Before submitting your notice, it would be beneficial for you to figure out exactly what the problem is that makes you want to leave your current position. The first step to solving the issue is first establishing what it is and for all you know, it may be resolvable and you will be able to stay put. The people you work with, the workplace, or the work itself can be problematic at times and while there is no easy fix for either of these, the issue will remain or get worse if ignored.

Before resigning, reach out and connect with people who may be able to help such as your direct supervisor or someone from human resources. It may be possible for them to address any issues that cause a poisoned work environment or re-assign you to a position more fulfilling to you. They key is communication because without it, the problems you are experiencing may not be obvious. If your problem requires legal help, you may want to speak with an employment lawyer for further action.

2. Future employment

Before resigning, you need to be extremely mindful of your future. If you have no job to transfer to as of yet, while you have every intention to get a job in the position that you want as soon as possible, it is not always that easy. You may end up having to apply for employment benefits or accept a job that pays less than what you were making. Either way you may not be able to sustain the standard of living you have grown accustomed to.

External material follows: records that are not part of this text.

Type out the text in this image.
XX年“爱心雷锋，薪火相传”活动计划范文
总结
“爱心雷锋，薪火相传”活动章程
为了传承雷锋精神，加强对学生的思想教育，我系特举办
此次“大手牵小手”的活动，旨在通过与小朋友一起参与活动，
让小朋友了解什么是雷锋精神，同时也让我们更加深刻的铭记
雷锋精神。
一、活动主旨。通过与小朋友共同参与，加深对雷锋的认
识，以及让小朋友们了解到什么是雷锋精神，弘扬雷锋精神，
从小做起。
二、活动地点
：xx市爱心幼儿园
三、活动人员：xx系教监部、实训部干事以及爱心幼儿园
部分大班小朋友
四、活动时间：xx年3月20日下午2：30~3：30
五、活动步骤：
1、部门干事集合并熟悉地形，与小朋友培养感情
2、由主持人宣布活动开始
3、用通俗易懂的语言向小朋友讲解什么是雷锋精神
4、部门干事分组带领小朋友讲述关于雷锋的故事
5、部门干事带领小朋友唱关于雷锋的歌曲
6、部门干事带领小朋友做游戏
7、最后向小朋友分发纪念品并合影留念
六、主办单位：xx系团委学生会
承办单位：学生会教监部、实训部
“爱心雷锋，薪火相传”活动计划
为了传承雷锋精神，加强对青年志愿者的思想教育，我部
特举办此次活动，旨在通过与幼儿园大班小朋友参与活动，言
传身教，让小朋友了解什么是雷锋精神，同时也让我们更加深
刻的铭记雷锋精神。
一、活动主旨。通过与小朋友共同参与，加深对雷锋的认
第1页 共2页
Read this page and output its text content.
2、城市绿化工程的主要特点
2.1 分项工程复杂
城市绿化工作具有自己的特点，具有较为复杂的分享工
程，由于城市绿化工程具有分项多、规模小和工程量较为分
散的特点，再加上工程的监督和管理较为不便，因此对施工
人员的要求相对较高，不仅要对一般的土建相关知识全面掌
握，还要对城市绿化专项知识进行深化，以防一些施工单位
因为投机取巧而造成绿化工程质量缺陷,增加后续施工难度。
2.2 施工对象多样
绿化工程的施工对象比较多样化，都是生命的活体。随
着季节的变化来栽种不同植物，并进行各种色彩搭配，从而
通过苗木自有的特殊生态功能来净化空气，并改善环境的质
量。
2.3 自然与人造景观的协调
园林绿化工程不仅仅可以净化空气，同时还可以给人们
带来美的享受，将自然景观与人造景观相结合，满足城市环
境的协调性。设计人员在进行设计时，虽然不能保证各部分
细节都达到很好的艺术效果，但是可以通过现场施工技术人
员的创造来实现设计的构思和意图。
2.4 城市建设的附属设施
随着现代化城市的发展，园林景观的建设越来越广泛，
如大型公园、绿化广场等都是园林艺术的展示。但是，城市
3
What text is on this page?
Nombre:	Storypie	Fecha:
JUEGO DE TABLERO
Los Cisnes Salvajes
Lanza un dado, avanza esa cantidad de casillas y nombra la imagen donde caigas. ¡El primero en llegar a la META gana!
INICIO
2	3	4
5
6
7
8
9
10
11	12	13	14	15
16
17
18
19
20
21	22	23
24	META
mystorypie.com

If you have another position lined up, it may end up not meeting your expectations or the issues that caused you to leave may be exponentially worse in this new workplace. Before resigning, make sure that you have another job lined up and have all of its details specified in writing from your new employer. If you have no prospects, consider looking at other roles within your current organization or consider staying before handing in your resignation.

3. Expenses

You have bills, a mortgage or rent, and personal expenses and they cannot be put on hold in the event you are unemployed. Being mindful of this before resigning from your current position is crucial. It is recommended that anyone who quits their job has enough money saved up to take care of at least 6 months’ worth of expenses.

Before making the decision to resign, take inventory of all of your expenses and measure it against the savings you have because although you might be able to secure employment sooner rather than later, you need to prepare for the worst case scenario. If you do not have a significant amount of savings, it is advisable to delay quitting your job until you have saved a comfortable amount.

4. Leave vs. leave of absence

At present you may feel undervalued, unappreciated, or burnt out, but is leaving the answer? These feelings should not be dismissed or underestimated because they can definitely take a serious toll on an employee, but there are different courses of actions to take than resigning. Most workplaces offer leaves of absences that allow employees to address mental health issues or assume different roles with the understanding they will return after a specified period of time.

A vacation can also relieve stress and give you some much-needed time away from your job and the workplace. A leave of absence or holiday may be just the thing you need to re-energize and become enthusiastic once again about your role instead of quitting.